Published: Thursday July 12, 2012 MYT 11:29:00 AM

Jaya Tiasa extends losses, hits low of RM8.81


KUALA LUMPUR: Jaya Tiasa Holdings Bhd's share price fell to a low of RM8.81 on Thursday, the second day of decline after it announced plans to raise about RM332mil from a share placement exercise which could lead to a dilution in earnings.

At 11.33am, it was down 13 sen to RM8.86. There were 53,400 shares done at prices ranging from RM8.81 to RM8.96.

AmResearch said it was maintaining a HOLD on Jaya Tiasa, but with a lower fair value of RM8.12/share (versus RM8.82 a share previously), to account for the dilution in earnings stemming from the placement of 42 million shares.

"The valuation is now based on an unchanged 13x against a downward revised FY13F EPS of 62.5 sen versus 67.8 sen previously," it said.

AmResearch said the proposed private placement at RM7.90 a share, an 11% discount to the five-day VWAMP up to July 10 of RM8.87 was fair, notwithstanding the further benefit of the impending two-for-one bonus issue for the placees.

"While slightly below our expected amount of at least RM7.94/share (based on a 10% discount to our previous fair value of RM8.82/share), the finalisation of the exercise bodes well for the company," it said.

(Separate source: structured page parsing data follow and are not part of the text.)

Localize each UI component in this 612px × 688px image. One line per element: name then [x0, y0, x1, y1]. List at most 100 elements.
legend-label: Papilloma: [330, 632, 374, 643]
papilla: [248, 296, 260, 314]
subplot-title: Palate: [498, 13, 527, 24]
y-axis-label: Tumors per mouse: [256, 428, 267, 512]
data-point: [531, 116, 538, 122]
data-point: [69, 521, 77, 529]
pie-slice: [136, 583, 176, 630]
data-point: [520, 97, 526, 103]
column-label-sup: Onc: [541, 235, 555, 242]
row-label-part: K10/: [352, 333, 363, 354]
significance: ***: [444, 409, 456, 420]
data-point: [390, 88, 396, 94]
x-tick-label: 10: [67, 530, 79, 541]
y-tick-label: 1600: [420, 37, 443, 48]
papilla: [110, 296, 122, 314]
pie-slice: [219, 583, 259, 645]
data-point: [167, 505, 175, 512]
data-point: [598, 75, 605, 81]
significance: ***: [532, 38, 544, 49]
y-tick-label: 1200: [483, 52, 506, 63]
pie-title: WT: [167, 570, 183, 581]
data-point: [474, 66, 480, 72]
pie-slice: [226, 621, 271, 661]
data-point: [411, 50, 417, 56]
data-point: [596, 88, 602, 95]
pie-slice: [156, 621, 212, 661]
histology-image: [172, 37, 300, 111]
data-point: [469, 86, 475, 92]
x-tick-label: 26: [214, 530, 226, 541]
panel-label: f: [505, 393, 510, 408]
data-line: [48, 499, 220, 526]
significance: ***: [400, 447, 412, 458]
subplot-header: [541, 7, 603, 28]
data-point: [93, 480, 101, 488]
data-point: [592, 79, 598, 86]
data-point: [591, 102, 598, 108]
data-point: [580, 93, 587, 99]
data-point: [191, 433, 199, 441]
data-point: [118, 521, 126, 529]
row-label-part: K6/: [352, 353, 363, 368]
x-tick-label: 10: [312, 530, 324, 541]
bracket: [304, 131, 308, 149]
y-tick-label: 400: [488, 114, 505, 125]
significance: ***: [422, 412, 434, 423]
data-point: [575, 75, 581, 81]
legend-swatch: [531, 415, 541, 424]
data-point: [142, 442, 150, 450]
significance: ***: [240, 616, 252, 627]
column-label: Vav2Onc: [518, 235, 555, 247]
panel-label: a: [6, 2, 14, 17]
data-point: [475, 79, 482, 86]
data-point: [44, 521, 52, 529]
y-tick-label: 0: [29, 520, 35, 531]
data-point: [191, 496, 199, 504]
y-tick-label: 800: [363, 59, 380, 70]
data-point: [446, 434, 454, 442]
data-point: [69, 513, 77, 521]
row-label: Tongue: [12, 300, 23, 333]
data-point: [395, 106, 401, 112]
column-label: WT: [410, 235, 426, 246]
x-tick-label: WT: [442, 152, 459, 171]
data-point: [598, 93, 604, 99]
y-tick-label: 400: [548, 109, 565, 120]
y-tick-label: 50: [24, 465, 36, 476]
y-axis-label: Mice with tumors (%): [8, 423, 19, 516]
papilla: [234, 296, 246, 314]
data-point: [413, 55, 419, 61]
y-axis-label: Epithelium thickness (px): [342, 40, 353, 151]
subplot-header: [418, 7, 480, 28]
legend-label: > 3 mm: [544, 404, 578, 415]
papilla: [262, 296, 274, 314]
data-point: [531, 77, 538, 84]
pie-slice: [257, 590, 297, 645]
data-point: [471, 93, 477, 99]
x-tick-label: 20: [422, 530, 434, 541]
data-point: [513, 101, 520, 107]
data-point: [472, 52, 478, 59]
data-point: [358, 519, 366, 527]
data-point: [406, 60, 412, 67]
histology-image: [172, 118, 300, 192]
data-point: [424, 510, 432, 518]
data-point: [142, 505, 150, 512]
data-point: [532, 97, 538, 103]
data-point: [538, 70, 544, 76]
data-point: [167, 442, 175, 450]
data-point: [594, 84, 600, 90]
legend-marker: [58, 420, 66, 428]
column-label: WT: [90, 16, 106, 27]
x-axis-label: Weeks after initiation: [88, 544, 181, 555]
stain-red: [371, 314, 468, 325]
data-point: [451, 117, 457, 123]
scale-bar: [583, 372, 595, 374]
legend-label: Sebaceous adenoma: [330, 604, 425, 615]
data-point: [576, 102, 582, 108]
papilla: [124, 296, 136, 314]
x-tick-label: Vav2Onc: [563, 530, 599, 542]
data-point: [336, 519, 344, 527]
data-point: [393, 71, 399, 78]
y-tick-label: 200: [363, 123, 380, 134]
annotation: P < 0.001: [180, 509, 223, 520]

The research house said this was in view of the dim prospects and reduced cashflow of the timber sector, and the need to sustain the growth of its oil palm division at lower costs.

Of the RM332mil in proceeds, Jaya Tiasa would use RM100mil to pay off its borrowings within the next six months, interest expense, and another RM226mil for the construction of CPO mills within the next 24 months. Expenses, including for the proposed bonus issue, will amount to RM6.3mil.

"Simultaneously, we have tweaked upwards the oil palm division's PAT forecast by 13% to RM158mil for FY13F from RM140mil previously, partly on lower interest cost as well as lower expenses.

"We maintain our stance that Jaya Tiasa's prospects centre on the oil palm division, which is expected to account for about 80% of its FY13F and FY14F earnings. But for now, catalysts are lacking," it said.